El ex marido de Ulrike acudió al cementerio. Sus hijos le estrecharon la mano. No le dieron un abrazo. No le dieron un beso. Se levantaron del banco donde esperaban a su madre y no dieron un paso, alargaron el brazo y saludaron a su padre desde lejos, mirándole a la cara, luego bajaron la cabeza, retiraron la mano y volvieron a sentarse. Llevaba un gran ramo de flores.
La llegada de Ulrike puso en pie a los presentes, un murmullo, como de roce de prendas de invierno, disimulaba el silencio. Maren se acercó a Curt, Blanca buscó el brazo de Peter.
Cuatro porteadores vestidos de negro —negras chaquetas de terciopelo fruncidas en forma de capa, tricornios negros ribeteados de negro, cuellos blancos al estilo holandés— depositaron la caja en una especie de andas con ruedas ocultas por faldones negros. Situados cada uno en una esquina del féretro, lo empujaban con suavidad, lentamente. Conducían a Ulrike hacia su tumba por un paseo arbolado.
Recorrieron el cementerio de nuevo, esta vez detrás de Ulrike. Peter lloraba, Blanca se apretaba a él, aferrada a su brazo. Delante de ellos, Maren y Curt, cada uno con un pequeño ramo de flores silvestres que Maren había comprado la víspera. Amigos y familiares caminaban a distancia detrás de los cuatro, una distancia calculada por respeto al dolor. Nevaba. Heiner se quedó en el jardín de Ulrike apartando la nieve de los rosales.

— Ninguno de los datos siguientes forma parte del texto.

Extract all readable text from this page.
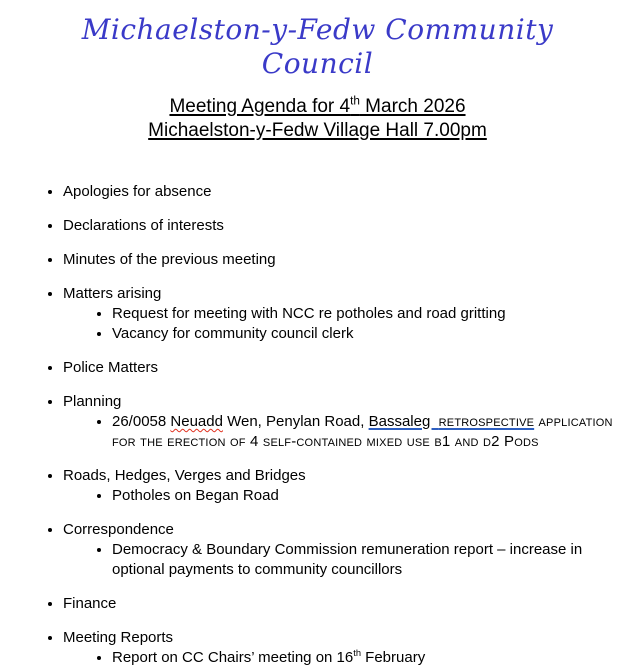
Michaelston-y-Fedw Community Council
Meeting Agenda for 4th March 2026
Michaelston-y-Fedw Village Hall 7.00pm
• Apologies for absence
• Declarations of interests
• Minutes of the previous meeting
• Matters arising
• Request for meeting with NCC re potholes and road gritting
• Vacancy for community council clerk
• Police Matters
• Planning
• 26/0058 Neuadd Wen, Penylan Road, Bassaleg  retrospective application for the erection of 4 self-contained mixed use b1 and d2 Pods
• Roads, Hedges, Verges and Bridges
• Potholes on Began Road
• Correspondence
• Democracy & Boundary Commission remuneration report – increase in optional payments to community councillors
• Finance
• Meeting Reports
• Report on CC Chairs’ meeting on 16th February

El cortejo avanzó por el paseo bordeado de pinos. Lloraban los de delante. Los de atrás hablaban en voz baja, el marido de Ulrike caminaba entre ellos mirando a sus hijos desde lejos.
La tierra sacada de la tierra había sido depositada en un lateral de la sepultura y cubierta por un manto verde, en la parte delantera habían amontonado una pequeña loma, cantidad suficiente para que todos los deudos pudieran arrojar un poco sobre el ataúd. Introdujeron la caja en la fosa con un sistema mecánico. El maestro de ceremonias ofreció a Peter una pala ancha de jardinería, diminuta, de mango corto, él la rechazó, se agachó, tomó un puñado del montículo con sus manos y lo repartió en las de Maren y Curt, su sobrino la dejó caer sobre el féretro y depositó su ramo a los pies de la tumba. Maren hizo volar las flores hacia su madre, se llevó el puño cerrado al pecho, lo apretó contra sí, y se guardó la tierra en el bolsillo. Los tres se apartaron llorando.
Blanca aceptó la pala. De pie, ante la tumba de Ulrike, mientras escuchaba el sonido del ataúd golpeado por la tierra que ella vertía, evocó las palabras subrayadas en el libro de Staden: «Prisionero. En el corazón de la tribu».